Very Basic Questions about mineral rights and surface rights holders

Good Morning:

I'm new here and this is my first post. I am a fiction writer doing some research, and I have some very basic general questions. I have read the articles posted on this website and a lot of the posts, but my questions are very general. I know how these things work in Canada (and I worked in O&G for many years), but I'm not familiar with how this works in the US and/or how it may differ.

1. So, if a person owns the mineral rights, when a company wants to drill on your land, it negotiates with you a contract to pay you a certain amount (a royalty) on production, is that right? Are these contracts long-term? like for the life of the well or just for X amount of years?

2. And a separate agreement is negotiated to pay for a surface lease? Are these contracts long-term as well? Do you have a separate short or long term road use agreement or is that a one time payment if they want to build a road?

3. If the company is not paying the correct amount, for whatever reason, is there a statute of limitations on how far back you can collect the amount owed?

I'm specifically interested in how these things apply in Colorado and Wyoming, but I assume that the basic rules apply in every state--correct me if I'm wrong.

Thank you very much in advance for any and all replies.

c m white:

1. A lease between mineral owner and whoever (oil company/ broker, etc) is negotiated for a certain bonus/acre amount, a certain % royalty, a certain length (#/yrs), and other things such as pugh clauses, etc.

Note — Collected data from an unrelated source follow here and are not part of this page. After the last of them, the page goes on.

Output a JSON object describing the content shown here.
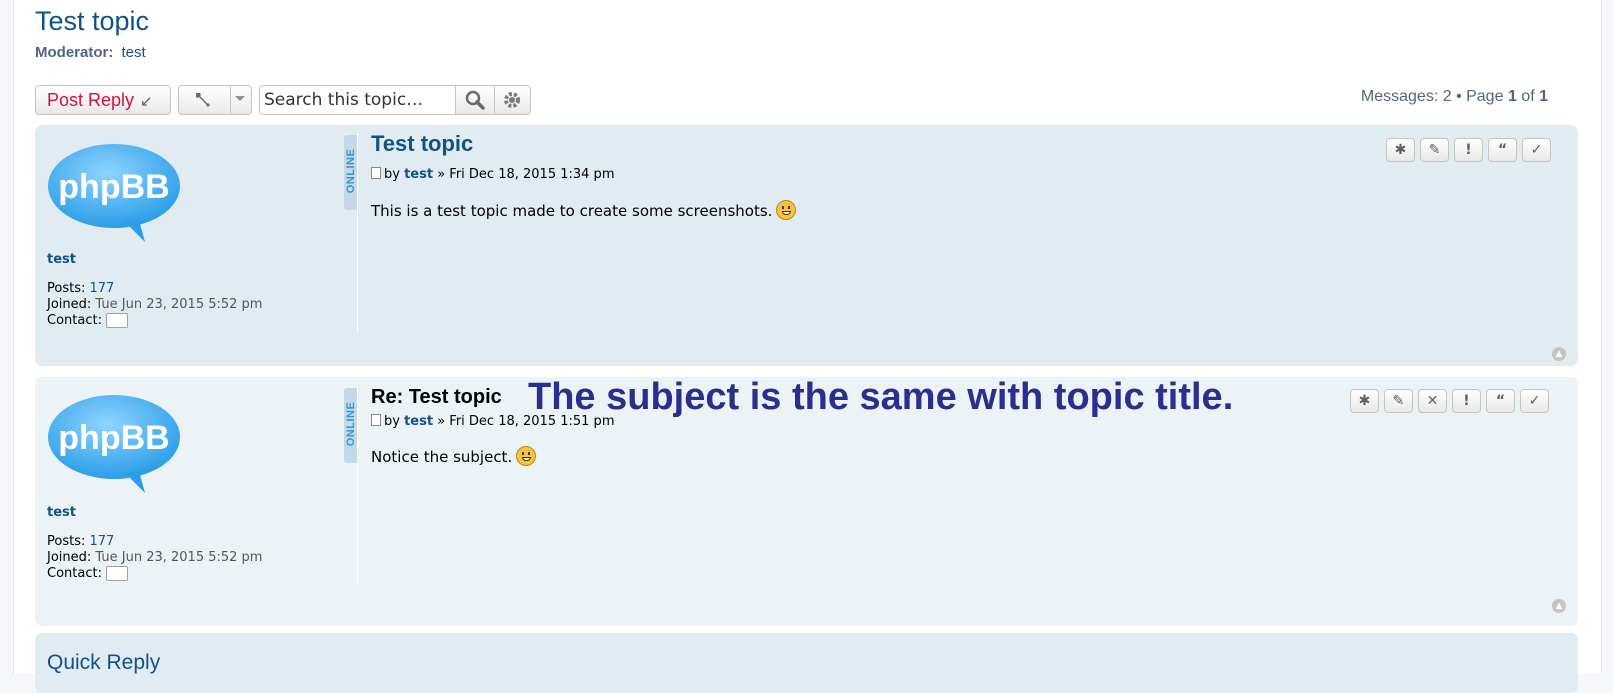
{
  "topic": {
    "title": "Test topic",
    "moderator_label": "Moderator:",
    "moderator_name": "test"
  },
  "toolbar": {
    "post_reply_label": "Post Reply",
    "post_reply_icon": "reply-arrow-icon",
    "tools_icon": "wrench-icon",
    "dropdown_icon": "caret-down-icon",
    "search_placeholder": "Search this topic…",
    "search_icon": "magnifier-icon",
    "advanced_search_icon": "gear-icon"
  },
  "pagination": {
    "messages_label": "Messages: 2 • Page",
    "current_page": "1",
    "of_label": "of",
    "total_pages": "1"
  },
  "posts": [
    {
      "avatar_text": "phpBB",
      "online_label": "ONLINE",
      "username": "test",
      "posts_label": "Posts:",
      "posts_value": "177",
      "joined_label": "Joined:",
      "joined_value": "Tue Jun 23, 2015 5:52 pm",
      "contact_label": "Contact:",
      "subject": "Test topic",
      "by_label": "by",
      "author": "test",
      "date": "» Fri Dec 18, 2015 1:34 pm",
      "content": "This is a test topic made to create some screenshots.",
      "actions": [
        "✱",
        "✎",
        "!",
        "“",
        "✓"
      ]
    },
    {
      "avatar_text": "phpBB",
      "online_label": "ONLINE",
      "username": "test",
      "posts_label": "Posts:",
      "posts_value": "177",
      "joined_label": "Joined:",
      "joined_value": "Tue Jun 23, 2015 5:52 pm",
      "contact_label": "Contact:",
      "subject": "Re: Test topic",
      "by_label": "by",
      "author": "test",
      "date": "» Fri Dec 18, 2015 1:51 pm",
      "content": "Notice the subject.",
      "actions": [
        "✱",
        "✎",
        "✕",
        "!",
        "“",
        "✓"
      ]
    }
  ],
  "annotation": "The subject is the same with topic title.",
  "quick_reply": {
    "title": "Quick Reply"
  },
  "colors": {
    "link": "#105289",
    "post_reply": "#d31141",
    "post_bg_1": "#e1ebf2",
    "post_bg_2": "#ecf3f7",
    "annotation": "#2a2e8c"
  }
}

The lease is good until the expiration date or if a well is drilled, it is held by production.

2. The surface agreement is between the surface owner and the answers will vary in almost all agreements. Road use, surface damages and pollution is usually covered in this agreement. Keep in mind, in most cases (I deal with), the surface owner is different than the mineral owner.

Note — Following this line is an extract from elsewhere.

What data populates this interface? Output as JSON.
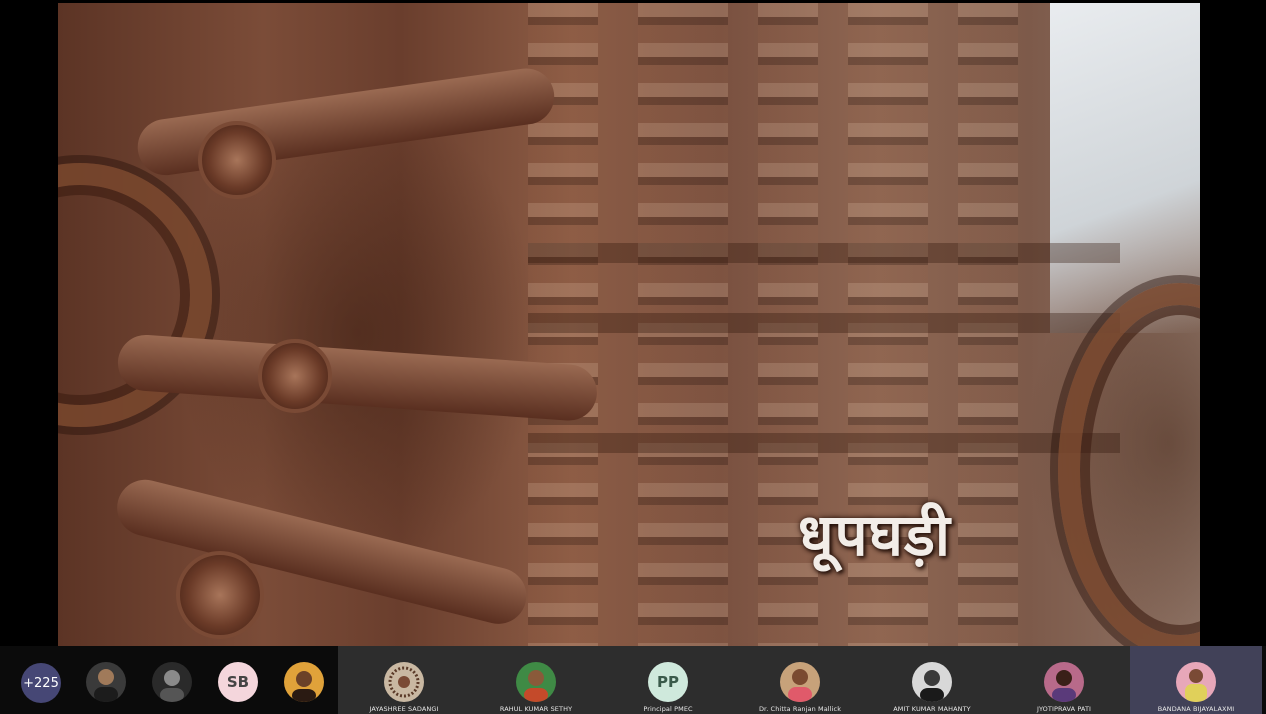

3. Don't really understand your question but if you are referring to the oil company not paying the correct amount to the mineral holder, this could be a matter of extensive research on your part in gathering evidence to prove your case. I've never encountered this problem although I've read about this occurring. You might have to hire professional assistence in this matter to prove your correct.

4. Don't know about Colorado and Wyoming but I would think that the basics that have been discussed would be the same in each State. There are things that differ depending on the State, one being the "dormancy law" where the mineral owner must claim their mineral rights every 20 years in the event no activity has occurrred regarding the minerals.

Hope these answers will help and maybe someone else can elaborate further on your questions.